Com uma emenda de última hora, os concursos públicos de arquitetura não foram extintos na nova lei de licitações aprovada pelo Senado (1). Vitória da arquitetura? Ledo engano pessoal.
A lei aprovada é uma lei contra a cidadania, ela legaliza a corrupção no poder público.
Nós, os artistas
O problema maior desta lei para nós arquitetos é o desrespeito e a ignorância da nossa profissão. Pela leitura do texto, vemos que não somos coordenadores de projetos, somos “artistas”.
Esta lei ridiculariza a nossa profissão. Mesmo sem a emenda de última hora, a administração pública podia, sim, fazer uma licitação sob a modalidade “melhor técnica ou conteúdo artístico” (seção III, dos critérios de julgamento).
Qualquer prefeito pode dizer que a amiga de sua filha, grande artista, que até já publicou uma casa em uma revista especializada, participou de um “concurso de arquitetura” e apresentou o melhor “conteúdo artístico” entre as propostas. E contratá-la legalmente para construir a nova prefeitura do município.
Simples assim. Está na lei!
Antes havia definições claras de como fazer e de como julgar. Agora tudo é possível.
Dependemos da honestidade dos nossos políticos.
O (des)interesse público
O grande problema desta lei é a presença de inúmeros subterfúgios para converter os termos definidos e normatizados em dúbios e interpretáveis. O maior deles é criar o termo “Projeto Completo”.
O Projeto Básico é definido por norma da ABNT, assim como o Projeto Executivo. A lei institui um termo sem definição técnica para poder ser interpretado ao léu.
O que é o “projeto completo”? Não existe uma definição clara. A lei chega ao absurdo de dizer que o “projeto completo” deve conter informações que permitam a “dedução” dos métodos construtivos! (artigo 5º, item XXIII, alínea d). Colegas, não precisamos mais definir os métodos construtivos nos nossos projetos. Os engenheiros da obra vão deduzir. Simples assim.
A contratação integrada
Outro absurdo que impressiona pela cara-de-pau é o termo “contratação integrada” (artigo 5º, item XXX), onde o poder público pode, legalmente, contratar uma empreiteira para fazer o projeto e a obra a partir de um estudo preliminar. E esta contratação pode ser feita por preço global, gente! Nenhum problema. Com um estudo preliminar se contrata uma construtora que irá elaborar o projeto básico, o projeto executivo e executar a obra. Não é necessário nenhum controle. Agora está na Lei. Foi aprovado pelos senadores!!
A “saudosa” 8.666
Sempre fui um defensor da 8.666. Sim. Era uma lei que defendia o interesse público. Precisa, chata e com problemas. Sim. Mas eram problemas pontuais. E eram poucos pontos. A lei não fazia distinção entre contratação de projeto e de obras. Isto gerava grandes problemas que enfrentamos durante anos.

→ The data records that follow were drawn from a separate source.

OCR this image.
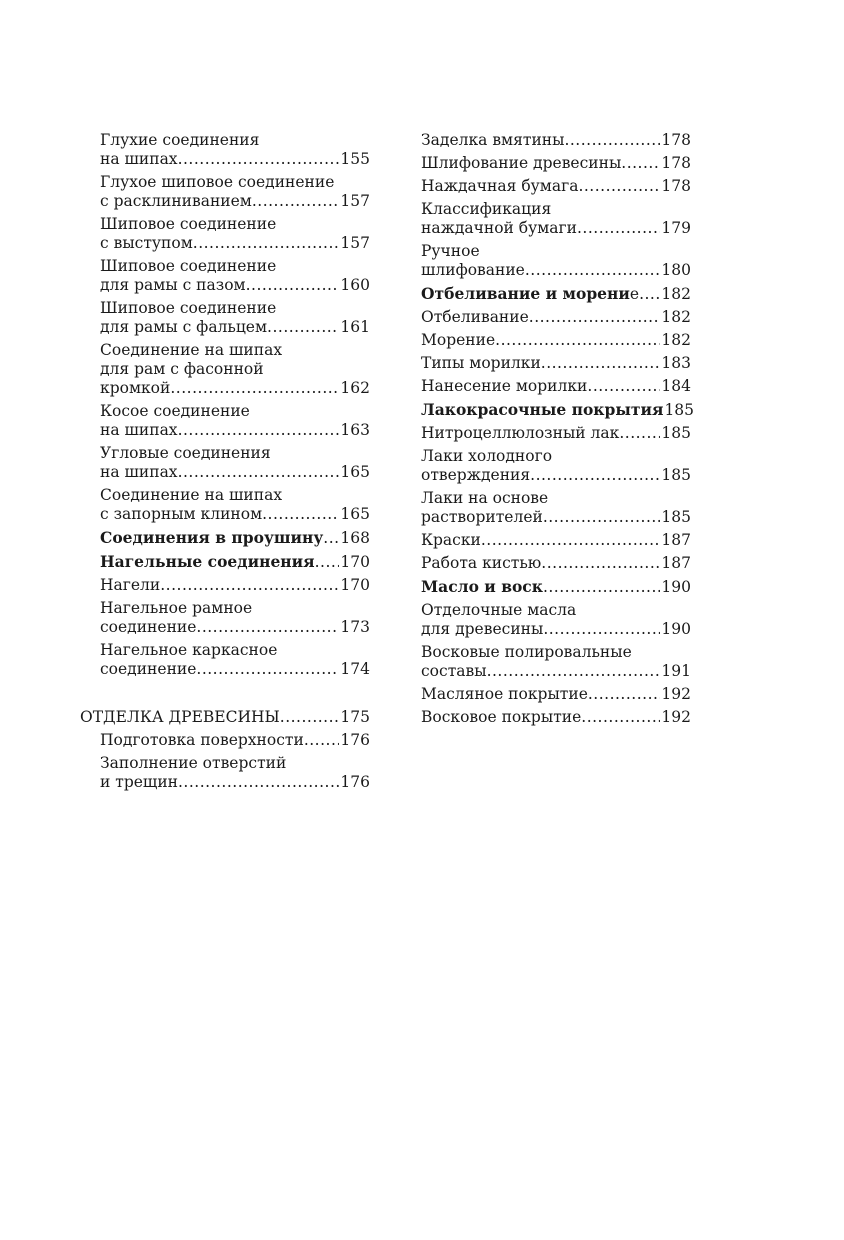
Глухие соединения
на шипах .....	155
Глухое шиповое соединение
с расклиниванием .....	157
Шиповое соединение
с выступом .....	157
Шиповое соединение
для рамы с пазом .....	160
Шиповое соединение
для рамы с фальцем .....	161
Соединение на шипах
для рам с фасонной
кромкой .....	162
Косое соединение
на шипах .....	163
Угловые соединения
на шипах .....	165
Соединение на шипах
с запорным клином .....	165
Соединения в проушину ..... 168
Нагельные соединения ..... 170
Нагели .....	170
Нагельное рамное
соединение .....	173
Нагельное каркасное
соединение .....	174
ОТДЕЛКА ДРЕВЕСИНЫ .....	175
Подготовка поверхности ..... 176
Заполнение отверстий
и трещин .....	176
Заделка вмятины .....	178
Шлифование древесины .....	178
Наждачная бумага .....	178
Классификация
наждачной бумаги .....	179
Ручное
шлифование .....	180
Отбеливание и морение ..... 182
Отбеливание .....	182
Морение .....	182
Типы морилки .....	183
Нанесение морилки .....	184
Лакокрасочные покрытия 185
Нитроцеллюлозный лак .....	185
Лаки холодного
отверждения .....	185
Лаки на основе
растворителей .....	185
Краски .....	187
Работа кистью .....	187
Масло и воск .....	190
Отделочные масла
для древесины .....	190
Восковые полировальные
составы .....	191
Масляное покрытие .....	192
Восковое покрытие .....	192
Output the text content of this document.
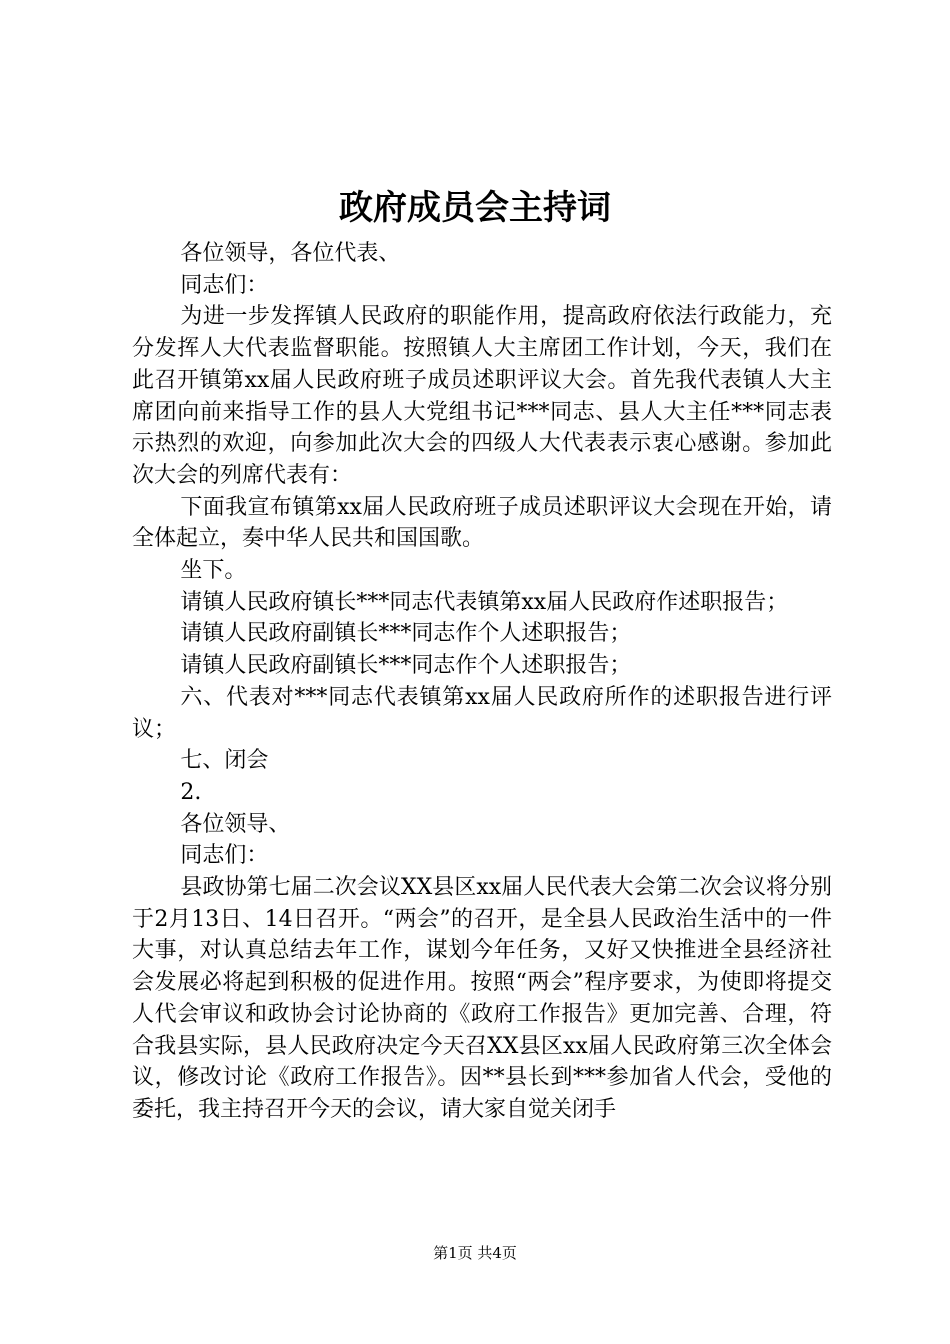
政府成员会主持词

各位领导，各位代表、

同志们：

为进一步发挥镇人民政府的职能作用，提高政府依法行政能力，充分发挥人大代表监督职能。按照镇人大主席团工作计划，今天，我们在此召开镇第xx届人民政府班子成员述职评议大会。首先我代表镇人大主席团向前来指导工作的县人大党组书记***同志、县人大主任***同志表示热烈的欢迎，向参加此次大会的四级人大代表表示衷心感谢。参加此次大会的列席代表有：

下面我宣布镇第xx届人民政府班子成员述职评议大会现在开始，请全体起立，奏中华人民共和国国歌。

坐下。

请镇人民政府镇长***同志代表镇第xx届人民政府作述职报告；

请镇人民政府副镇长***同志作个人述职报告；

请镇人民政府副镇长***同志作个人述职报告；

六、代表对***同志代表镇第xx届人民政府所作的述职报告进行评议；

七、闭会

2.

各位领导、

同志们：

县政协第七届二次会议XX县区xx届人民代表大会第二次会议将分别于2月13日、14日召开。“两会”的召开，是全县人民政治生活中的一件大事，对认真总结去年工作，谋划今年任务，又好又快推进全县经济社会发展必将起到积极的促进作用。按照“两会”程序要求，为使即将提交人代会审议和政协会讨论协商的《政府工作报告》更加完善、合理，符合我县实际，县人民政府决定今天召XX县区xx届人民政府第三次全体会议，修改讨论《政府工作报告》。因**县长到***参加省人代会，受他的委托，我主持召开今天的会议，请大家自觉关闭手

第1页 共4页
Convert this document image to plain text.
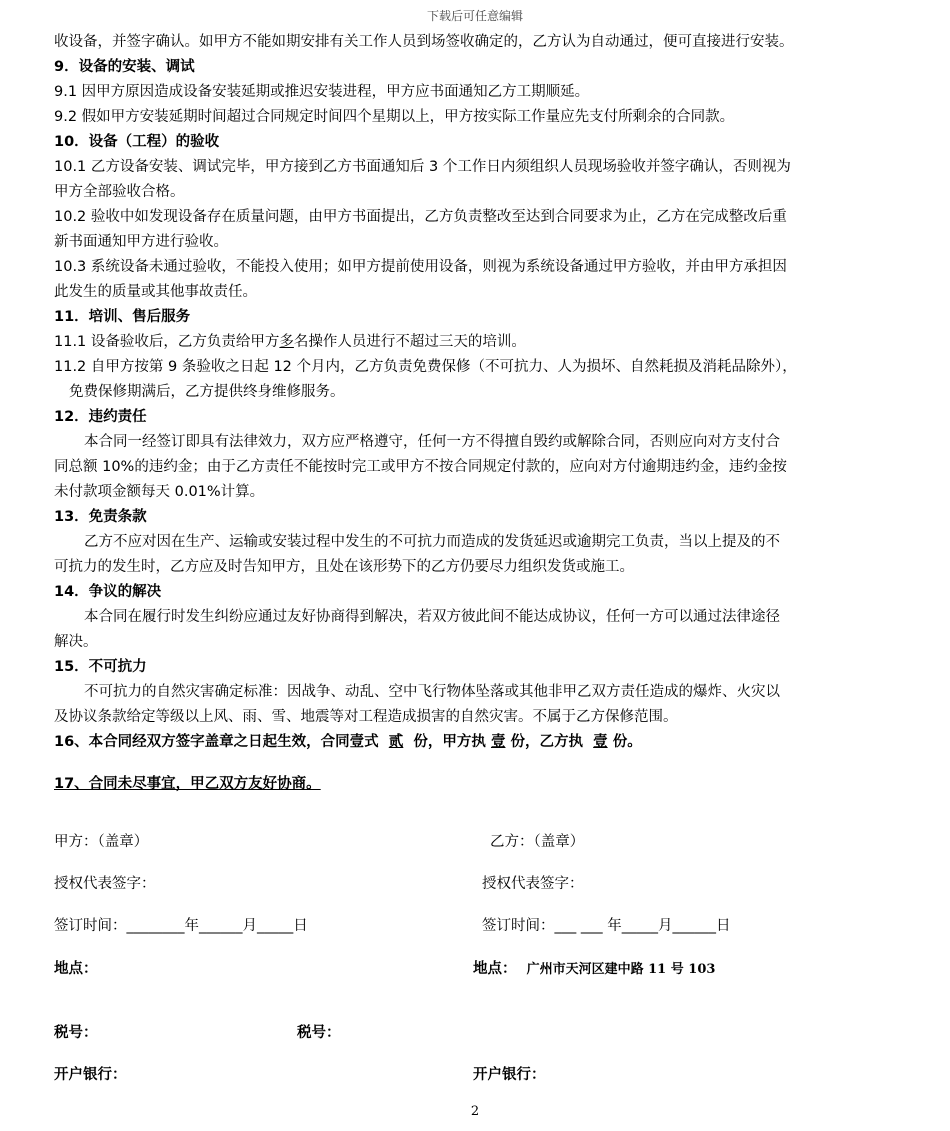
下载后可任意编辑

收设备，并签字确认。如甲方不能如期安排有关工作人员到场签收确定的，乙方认为自动通过，便可直接进行安装。

9．设备的安装、调试

9.1 因甲方原因造成设备安装延期或推迟安装进程，甲方应书面通知乙方工期顺延。

9.2 假如甲方安装延期时间超过合同规定时间四个星期以上，甲方按实际工作量应先支付所剩余的合同款。

10．设备（工程）的验收

10.1 乙方设备安装、调试完毕，甲方接到乙方书面通知后 3 个工作日内须组织人员现场验收并签字确认，否则视为

甲方全部验收合格。

10.2 验收中如发现设备存在质量问题，由甲方书面提出，乙方负责整改至达到合同要求为止，乙方在完成整改后重

新书面通知甲方进行验收。

10.3 系统设备未通过验收，不能投入使用；如甲方提前使用设备，则视为系统设备通过甲方验收，并由甲方承担因

此发生的质量或其他事故责任。

11．培训、售后服务

11.1 设备验收后，乙方负责给甲方多名操作人员进行不超过三天的培训。

11.2 自甲方按第 9 条验收之日起 12 个月内，乙方负责免费保修（不可抗力、人为损坏、自然耗损及消耗品除外），

免费保修期满后，乙方提供终身维修服务。

12．违约责任

本合同一经签订即具有法律效力，双方应严格遵守，任何一方不得擅自毁约或解除合同，否则应向对方支付合

同总额 10%的违约金；由于乙方责任不能按时完工或甲方不按合同规定付款的，应向对方付逾期违约金，违约金按

未付款项金额每天 0.01%计算。

13．免责条款

乙方不应对因在生产、运输或安装过程中发生的不可抗力而造成的发货延迟或逾期完工负责，当以上提及的不

可抗力的发生时，乙方应及时告知甲方，且处在该形势下的乙方仍要尽力组织发货或施工。

14．争议的解决

本合同在履行时发生纠纷应通过友好协商得到解决，若双方彼此间不能达成协议，任何一方可以通过法律途径

解决。

15．不可抗力

不可抗力的自然灾害确定标准：因战争、动乱、空中飞行物体坠落或其他非甲乙双方责任造成的爆炸、火灾以

及协议条款给定等级以上风、雨、雪、地震等对工程造成损害的自然灾害。不属于乙方保修范围。

16、本合同经双方签字盖章之日起生效，合同壹式 贰 份，甲方执 壹 份，乙方执 壹 份。

17、合同未尽事宜，甲乙双方友好协商。
甲方：（盖章）	乙方：（盖章）
授权代表签字：	授权代表签字：
签订时间：________年______月_____日	签订时间：___ ___ 年_____月______日
地点：	地点： 广州市天河区建中路 11 号 103
税号：	税号：
开户银行：	开户银行：
2
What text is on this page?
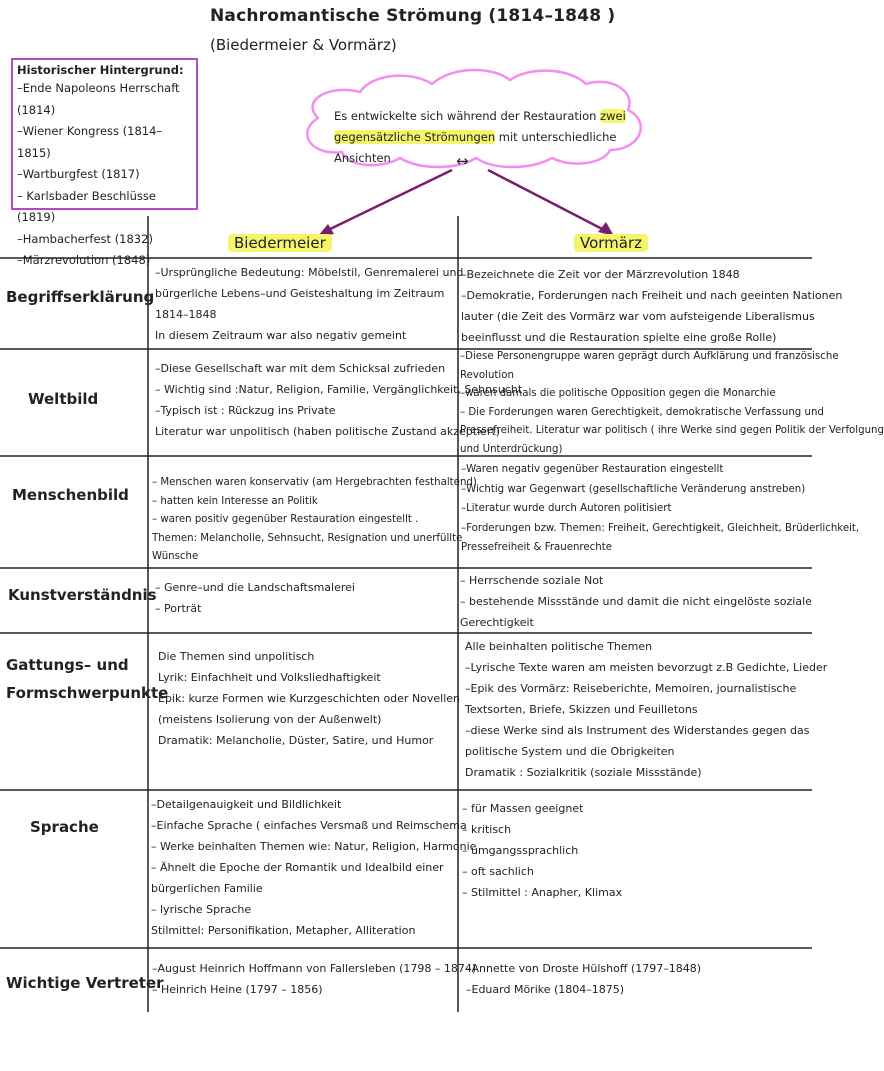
Nachromantische Strömung (1814–1848 )
(Biedermeier & Vormärz)
Historischer Hintergrund:
–Ende Napoleons Herrschaft (1814)
–Wiener Kongress (1814–1815)
–Wartburgfest (1817)
– Karlsbader Beschlüsse (1819)
–Hambacherfest (1832)
–Märzrevolution (1848)
Es entwickelte sich während der Restauration zwei
gegensätzliche Strömungen mit unterschiedliche Ansichten	↔
Biedermeier	Vormärz
Begriffserklärung
Weltbild
Menschenbild
Kunstverständnis
Gattungs– und
Formschwerpunkte
Sprache
Wichtige Vertreter
–Ursprüngliche Bedeutung: Möbelstil, Genremalerei und
bürgerliche Lebens–und Geisteshaltung im Zeitraum
1814–1848
In diesem Zeitraum war also negativ gemeint
–Bezeichnete die Zeit vor der Märzrevolution 1848
–Demokratie, Forderungen nach Freiheit und nach geeinten Nationen
lauter (die Zeit des Vormärz war vom aufsteigende Liberalismus
beeinflusst und die Restauration spielte eine große Rolle)
–Diese Gesellschaft war mit dem Schicksal zufrieden
– Wichtig sind :Natur, Religion, Familie, Vergänglichkeit, Sehnsucht
–Typisch ist : Rückzug ins Private
Literatur war unpolitisch (haben politische Zustand akzeptiert)
–Diese Personengruppe waren geprägt durch Aufklärung und französische
Revolution
–waren damals die politische Opposition gegen die Monarchie
– Die Forderungen waren Gerechtigkeit, demokratische Verfassung und
Pressefreiheit. Literatur war politisch ( ihre Werke sind gegen Politik der Verfolgung
und Unterdrückung)
– Menschen waren konservativ (am Hergebrachten festhaltend)
– hatten kein Interesse an Politik
– waren positiv gegenüber Restauration eingestellt .
Themen: Melancholie, Sehnsucht, Resignation und unerfüllte
Wünsche
–Waren negativ gegenüber Restauration eingestellt
–Wichtig war Gegenwart (gesellschaftliche Veränderung anstreben)
–Literatur wurde durch Autoren politisiert
–Forderungen bzw. Themen: Freiheit, Gerechtigkeit, Gleichheit, Brüderlichkeit,
Pressefreiheit & Frauenrechte
– Genre–und die Landschaftsmalerei
– Porträt
– Herrschende soziale Not
– bestehende Missstände und damit die nicht eingelöste soziale
Gerechtigkeit
Die Themen sind unpolitisch
Lyrik: Einfachheit und Volksliedhaftigkeit
Epik: kurze Formen wie Kurzgeschichten oder Novellen
(meistens Isolierung von der Außenwelt)
Dramatik: Melancholie, Düster, Satire, und Humor
Alle beinhalten politische Themen
–Lyrische Texte waren am meisten bevorzugt z.B Gedichte, Lieder
–Epik des Vormärz: Reiseberichte, Memoiren, journalistische
Textsorten, Briefe, Skizzen und Feuilletons
–diese Werke sind als Instrument des Widerstandes gegen das
politische System und die Obrigkeiten
Dramatik : Sozialkritik (soziale Missstände)
–Detailgenauigkeit und Bildlichkeit
–Einfache Sprache ( einfaches Versmaß und Reimschema
– Werke beinhalten Themen wie: Natur, Religion, Harmonie
– Ähnelt die Epoche der Romantik und Idealbild einer
bürgerlichen Familie
– lyrische Sprache
Stilmittel: Personifikation, Metapher, Alliteration
– für Massen geeignet
– kritisch
– umgangssprachlich
– oft sachlich
– Stilmittel : Anapher, Klimax
–August Heinrich Hoffmann von Fallersleben (1798 – 1874)
– Heinrich Heine (1797 – 1856)
–Annette von Droste Hülshoff (1797–1848)
–Eduard Mörike (1804–1875)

Os políticos detestavam a lei: coibia a criação de privilégios, estabelecia várias regras burocráticas, e sobretudo sempre impedia o atendimento dos ditos “prazos políticos”, sempre com a pressa de quem não planeja.
Na leitura geral da nova lei, ficam duas impressões claras. A primeira, o desconhecimento total da profissão do arquiteto: a lei ignora totalmente nossa função. Quando a categoria é citada (três ou quatro vezes na totalidade do texto), é associada à estética e ao lado “artístico”. E a segunda, a principal, este texto legaliza as práticas corruptas da administração pública. Tudo é possível com esta nova lei. Possível e legal.
Os arquitetos deveriam fazer apelo aos engenheiros, aos advogados, mas sobretudo aos cidadãos em geral para que os políticos não consigam legalizar as práticas de corrupção e privilégios que estão se concretizando.
Um outro Congresso é possível!
Glossário
Contratação integrada – prática que consiste em instituir a vigilância das ovelhas por lobos famintos.
Honestidade dos políticos – conto de fadas.
Projeto completo – pode ter plantas, cortes e fachadas, mas não necessariamente.
Interesse público – termo antiquado sem nenhum significado na nossa sociedade.
nota
1
AGÊNCIA SENADO. Senado aprova alterações na Lei de Licitações e projeto vai à Câmara. Brasília, Senado Federal, 13 dez. 2016 <http://www12.senado.leg.br/noticias/videos/2016/12/senado-aprova-alteracoes-na-lei-de-licitacoes-e-projeto-vai-a-camara>.
sobre o autor
Jupira Corbucci é arquiteto e sócio titular do escritório Bacco Arquitetos.